Setelah bertahun-tahun menunggu, penundaan, dan harapan setinggi langit, game baru dari pengembang Shovel Knight akhirnya hadir.

HQ

Bukankah agak aneh bagaimana beberapa game bisa terasa nostalgia tanpa benar-benar tua? Mina the Hollower terlihat seperti sesuatu yang mungkin pernah Anda mainkan di Game Boy Color yang di-overclock pada tahun 1999, namun pada saat yang sama menawarkan nuansa modern, desain, dan fitur kualitas hidup yang pasti lebih cocok di tahun 2020-an. Untuk yang tidak sabar di antara Anda: Saya dapat langsung mengatakan bahwa ini adalah pesaing serius untuk gelar petualangan indie paling menawan dan dipoles tahun ini!
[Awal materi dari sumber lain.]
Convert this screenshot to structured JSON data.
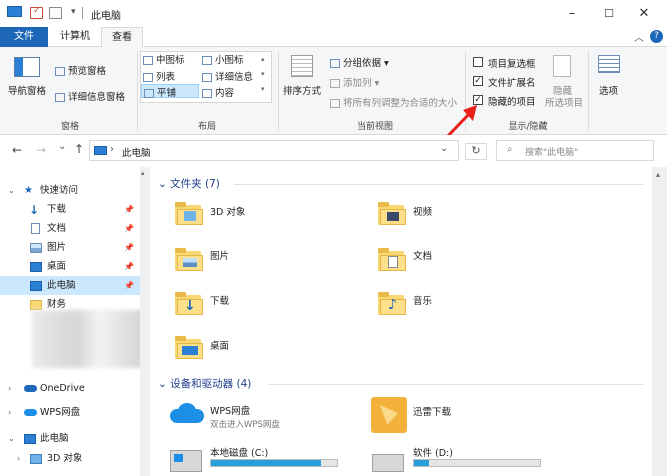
{
  "window": {
    "title": "此电脑",
    "dropdown_glyph": "▾",
    "minimize": "–",
    "maximize": "☐",
    "close": "✕",
    "ribbon_collapse": "︿",
    "help": "?"
  },
  "tabs": {
    "file": "文件",
    "computer": "计算机",
    "view": "查看"
  },
  "ribbon": {
    "panes": {
      "nav_pane": "导航窗格",
      "preview": "预览窗格",
      "details": "详细信息窗格",
      "group": "窗格"
    },
    "layout": {
      "medium_icons": "中图标",
      "small_icons": "小图标",
      "list": "列表",
      "details": "详细信息",
      "tiles": "平铺",
      "content": "内容",
      "group": "布局"
    },
    "current_view": {
      "sort_by": "排序方式",
      "group_by": "分组依据",
      "add_columns": "添加列",
      "fit_columns": "将所有列调整为合适的大小",
      "group": "当前视图"
    },
    "show_hide": {
      "item_checkboxes": "项目复选框",
      "item_checkboxes_checked": false,
      "file_ext": "文件扩展名",
      "file_ext_checked": true,
      "hidden_items": "隐藏的项目",
      "hidden_items_checked": true,
      "hide": "隐藏",
      "hide_selected": "所选项目",
      "options": "选项",
      "group": "显示/隐藏"
    }
  },
  "navbar": {
    "back": "←",
    "forward": "→",
    "recent": "⌄",
    "up": "↑",
    "path": "此电脑",
    "path_sep": "›",
    "refresh": "↻",
    "search_placeholder": "搜索\"此电脑\""
  },
  "nav": {
    "quick_access": "快速访问",
    "items": [
      {
        "label": "下载"
      },
      {
        "label": "文档"
      },
      {
        "label": "图片"
      },
      {
        "label": "桌面"
      },
      {
        "label": "此电脑"
      },
      {
        "label": "财务"
      }
    ],
    "onedrive": "OneDrive",
    "wps": "WPS网盘",
    "this_pc": "此电脑",
    "objects_3d": "3D 对象"
  },
  "content": {
    "folders_header": "文件夹 (7)",
    "folders": [
      "3D 对象",
      "视频",
      "图片",
      "文档",
      "下载",
      "音乐",
      "桌面"
    ],
    "devices_header": "设备和驱动器 (4)",
    "wps_title": "WPS网盘",
    "wps_sub": "双击进入WPS网盘",
    "xunlei": "迅雷下载",
    "drive_c": "本地磁盘 (C:)",
    "drive_c_used": 0.87,
    "drive_d": "软件 (D:)",
    "drive_d_used": 0.12
  },
  "colors": {
    "accent": "#1e67b8",
    "arrow": "#e8201c",
    "selection": "#cce8ff",
    "header": "#1e3d8a"
  }
}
Pengaturannya, bagi Anda yang melewatkannya, sedikit berbeda. Anda bermain sebagai tikus Mina yang cerdik, yang disebut "hollower", dipersenjatai dengan cambuk dan kemampuan untuk menggali di bawah tanah untuk menjelajahi dunia. Penggalian itu sendiri mungkin terdengar seperti gimmick, tetapi faktanya adalah itu adalah tulang punggung dari keseluruhan permainan. Anda akan menggunakannya terus-menerus untuk menghindari serangan, melewati rintangan, menemukan lorong tersembunyi, atau sekadar bergerak lebih cepat melalui dunia game yang luas. Ini dengan cepat menjadi kebiasaan kedua seperti platforming di Super Mario atau menghindar di Dark Souls. Di atas segalanya, ini juga memberi Mina the Hollower kait uniknya sendiri dalam genre petualangan aksi platform yang ramai ini dengan elemen RPG. Tidak cukup lagi untuk memiliki beberapa sprite keren, chiptunes yang bagus, dan anggukan ke Zelda untuk membuat orang tercengang. Saat ini, sesuatu yang lebih diperlukan, dan untungnya, Mina the Hollower memiliki kualitas yang membuatnya menonjol dari yang lain!

Mina the Hollower

Ini adalah game yang lebih gelap daripada yang mungkin disarankan oleh estetika Game Boy yang agak belum sempurna. Tentu, ini menampilkan pesona dan humor khas pengembang dari Shovel Knight, tetapi ceritanya juga mengambil beberapa belokan tak terduga dan berhasil menyampaikan banyak hal dengan sangat sedikit. Di atas segalanya, saya menyukai atmosfer yang padat, yang dapat digambarkan sebagai pengembang yang mengambil setiap klise yang mungkin dari film horor Gothic klasik, mengemasnya ulang menjadi sebuah game, dan melawan segala rintangan berhasil menciptakan sesuatu yang benar-benar unik darinya. Dalam istilah game, seolah-olah dasarnya diletakkan dengan gameplay The Legend of Zelda: Link's Awakening yang seperti mimpi dan surealis, isiannya adalah tampilan dan nuansa Castlevania, dan toppingnya adalah kesulitan Dark Souls yang tak kenal ampun dan tanpa kompromi. Dunia ini luas dan bersemangat, terus-menerus mendorong Anda untuk mencoba hal-hal baru, dan saat Anda dengan cepat mendapatkan akses ke seluruh gudang keterampilan, dunia game menjadi benar-benar menarik untuk dijelajahi. Anda ingin tenggelam di dalamnya, menghafal jalan pintasnya, dan terus-menerus mencari rahasia berikutnya.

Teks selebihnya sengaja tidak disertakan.